Gwar have spent decades ripping apart politicians, celebrities and dictators in the most absurd ways possible, but it’s their recent Trump and Elon Musk stage stunts that have pushed things into darker territory.
Shock metal institution Gwar found themselves under fire following footage from Riot Fest 2025, where they staged the cartoonish disembowelling of Donald Trump and beheaded Elon Musk mid set, for a band built on fake blood, alien lore and over the top violence, it was business as usual. The backlash, however, was anything but (per the PRP).
When satire stops being funny for some
Clips from the performance quickly spread across social media, landing squarely in the sights of MAGA aligned commentators.
One of the loudest responses came from Libs Of TikTok, who posted:
“Performers at Riot Fest in Chicago, Illinois, simulated the bloody disemboweling of President Trump on stage while people cheered. This is incitement. They know exactly what they’re doing. Democrats can’t help themselves. They love promoting violence.”
That kind of rhetoric didn’t stay online discourse for long, it escalated into death threats directed at the band, something Gwar don’t take lightly, even if they thrive on controversy.
“It’s a cartoon, it’s Looney Tunes”
Frontman Blöthar The Berserker initially brushed off the outrage, sticking to the band’s long standing mix of satire and provocation.
“The idea that GWAR is normalizing violence is patently absurd.”
He doubled down further: “We’re not millionaires that are afraid of what people are going to say when they see what we do… Yeah, it pissed me off! We’re a group of artists that makes art, and it’s really the idea that what we have done is normalizing violence… there’s nothing normal about the violence that goes on at a GWAR show. It’s a cartoon, it’s Looney Tunes.”
The line Gwar won’t accept
Behind the masks, though, the reaction hit harder than the band let on publicly.

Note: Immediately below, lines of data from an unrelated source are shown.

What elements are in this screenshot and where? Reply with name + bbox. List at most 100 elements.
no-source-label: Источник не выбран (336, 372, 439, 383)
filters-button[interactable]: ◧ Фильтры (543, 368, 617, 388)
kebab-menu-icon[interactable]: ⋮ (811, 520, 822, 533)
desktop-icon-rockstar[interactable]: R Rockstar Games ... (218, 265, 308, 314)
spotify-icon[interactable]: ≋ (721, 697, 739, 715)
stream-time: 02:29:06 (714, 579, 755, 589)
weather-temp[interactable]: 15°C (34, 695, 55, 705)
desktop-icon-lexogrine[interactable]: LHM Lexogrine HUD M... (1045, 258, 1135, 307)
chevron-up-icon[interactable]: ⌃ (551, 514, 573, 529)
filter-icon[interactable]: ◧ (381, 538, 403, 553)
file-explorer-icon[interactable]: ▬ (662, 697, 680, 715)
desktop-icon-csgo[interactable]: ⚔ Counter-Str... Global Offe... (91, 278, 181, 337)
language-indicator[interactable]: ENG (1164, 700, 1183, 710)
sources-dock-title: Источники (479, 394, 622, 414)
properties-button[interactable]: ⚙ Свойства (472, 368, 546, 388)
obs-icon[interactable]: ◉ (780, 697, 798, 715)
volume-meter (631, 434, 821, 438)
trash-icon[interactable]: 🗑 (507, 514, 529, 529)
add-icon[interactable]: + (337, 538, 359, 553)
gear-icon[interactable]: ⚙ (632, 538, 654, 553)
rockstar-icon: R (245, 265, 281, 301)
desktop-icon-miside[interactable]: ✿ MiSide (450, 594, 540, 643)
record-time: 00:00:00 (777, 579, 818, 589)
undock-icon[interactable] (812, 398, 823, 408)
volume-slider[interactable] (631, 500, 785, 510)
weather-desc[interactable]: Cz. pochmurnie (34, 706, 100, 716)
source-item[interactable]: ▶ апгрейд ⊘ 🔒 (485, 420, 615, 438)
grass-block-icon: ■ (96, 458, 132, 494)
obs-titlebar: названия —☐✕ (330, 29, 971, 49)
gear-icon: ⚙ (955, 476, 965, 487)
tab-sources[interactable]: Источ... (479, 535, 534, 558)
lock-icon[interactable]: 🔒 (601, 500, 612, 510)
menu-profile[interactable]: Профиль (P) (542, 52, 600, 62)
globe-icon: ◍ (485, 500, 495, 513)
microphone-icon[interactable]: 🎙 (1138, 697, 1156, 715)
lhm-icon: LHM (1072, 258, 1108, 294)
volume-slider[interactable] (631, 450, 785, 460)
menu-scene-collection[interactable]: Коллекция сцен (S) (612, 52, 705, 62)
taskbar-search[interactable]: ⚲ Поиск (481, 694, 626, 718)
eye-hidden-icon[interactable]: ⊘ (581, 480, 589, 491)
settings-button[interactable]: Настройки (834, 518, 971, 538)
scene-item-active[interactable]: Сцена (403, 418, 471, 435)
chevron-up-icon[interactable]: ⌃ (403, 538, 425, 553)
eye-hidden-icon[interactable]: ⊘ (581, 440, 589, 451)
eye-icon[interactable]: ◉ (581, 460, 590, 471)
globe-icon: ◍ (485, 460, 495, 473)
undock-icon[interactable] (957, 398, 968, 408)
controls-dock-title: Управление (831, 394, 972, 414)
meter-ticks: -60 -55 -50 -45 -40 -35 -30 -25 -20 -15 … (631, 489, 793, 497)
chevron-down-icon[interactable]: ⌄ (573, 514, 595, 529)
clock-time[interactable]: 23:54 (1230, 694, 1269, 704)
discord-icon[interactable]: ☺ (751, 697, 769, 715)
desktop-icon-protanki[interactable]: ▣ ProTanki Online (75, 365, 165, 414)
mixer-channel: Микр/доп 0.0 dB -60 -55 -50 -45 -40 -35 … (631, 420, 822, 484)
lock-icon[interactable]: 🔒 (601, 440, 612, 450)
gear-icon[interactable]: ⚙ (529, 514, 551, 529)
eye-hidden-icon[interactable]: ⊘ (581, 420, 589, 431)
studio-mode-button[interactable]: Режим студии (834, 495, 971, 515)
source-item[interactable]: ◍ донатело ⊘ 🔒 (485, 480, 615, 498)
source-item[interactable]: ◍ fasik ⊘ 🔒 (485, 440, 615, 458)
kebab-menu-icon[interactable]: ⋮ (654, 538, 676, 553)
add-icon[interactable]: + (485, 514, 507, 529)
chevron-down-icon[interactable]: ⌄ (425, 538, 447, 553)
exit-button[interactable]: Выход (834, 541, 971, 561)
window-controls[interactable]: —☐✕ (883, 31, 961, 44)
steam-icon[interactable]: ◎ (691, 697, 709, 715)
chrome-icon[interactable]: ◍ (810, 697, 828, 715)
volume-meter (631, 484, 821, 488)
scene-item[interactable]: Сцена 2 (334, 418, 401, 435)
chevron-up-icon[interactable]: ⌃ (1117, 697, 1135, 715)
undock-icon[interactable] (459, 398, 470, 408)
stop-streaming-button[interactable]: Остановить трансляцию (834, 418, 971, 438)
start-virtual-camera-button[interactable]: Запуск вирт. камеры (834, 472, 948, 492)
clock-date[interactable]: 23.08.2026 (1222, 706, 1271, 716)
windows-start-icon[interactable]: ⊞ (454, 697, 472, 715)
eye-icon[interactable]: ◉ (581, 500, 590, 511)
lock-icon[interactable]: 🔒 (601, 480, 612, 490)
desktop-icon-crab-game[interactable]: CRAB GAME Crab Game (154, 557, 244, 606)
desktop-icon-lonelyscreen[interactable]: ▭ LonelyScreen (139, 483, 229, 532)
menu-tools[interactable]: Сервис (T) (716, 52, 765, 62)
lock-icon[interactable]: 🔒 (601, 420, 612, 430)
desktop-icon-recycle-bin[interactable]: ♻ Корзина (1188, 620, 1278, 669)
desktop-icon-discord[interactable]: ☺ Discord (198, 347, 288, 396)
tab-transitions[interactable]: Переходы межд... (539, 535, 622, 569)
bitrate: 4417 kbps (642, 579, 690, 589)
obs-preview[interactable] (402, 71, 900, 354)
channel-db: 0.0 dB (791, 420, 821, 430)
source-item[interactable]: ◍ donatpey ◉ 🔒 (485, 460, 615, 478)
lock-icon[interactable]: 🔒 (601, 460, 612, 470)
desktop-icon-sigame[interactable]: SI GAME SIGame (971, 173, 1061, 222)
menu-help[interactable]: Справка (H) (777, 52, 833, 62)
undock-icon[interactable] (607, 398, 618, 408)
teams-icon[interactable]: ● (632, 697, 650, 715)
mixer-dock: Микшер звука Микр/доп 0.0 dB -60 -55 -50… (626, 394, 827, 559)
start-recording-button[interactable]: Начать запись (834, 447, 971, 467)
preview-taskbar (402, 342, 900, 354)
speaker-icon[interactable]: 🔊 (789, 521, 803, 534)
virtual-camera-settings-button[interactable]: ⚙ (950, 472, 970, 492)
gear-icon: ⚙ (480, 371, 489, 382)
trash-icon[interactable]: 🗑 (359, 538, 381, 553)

Speaking recently, guitarist Balsac The Jaws Of Death addressed the reality of those threats: “In a sense, it’s just laughable, but it was scary when we were getting death threats over social media. It did get me very upset when people were trying to say: ‘Oh, you can’t do that.’ This is the country where we’re supposed to be able to do that! People were saying we can’t do it after we’d been doing it for 40 years.”
That’s the contradiction Gwar are pointing at, a band that’s spent four decades slaughtering symbolic figures onstage suddenly becomes a flashpoint, not because of what they do, but because of who they did it to.
For Gwar, nothing’s really changed, the blood is still fake, the targets are still exaggerated, and the whole thing still sits firmly in the realm of grotesque theatre, the difference now is how seriously people are choosing to take it.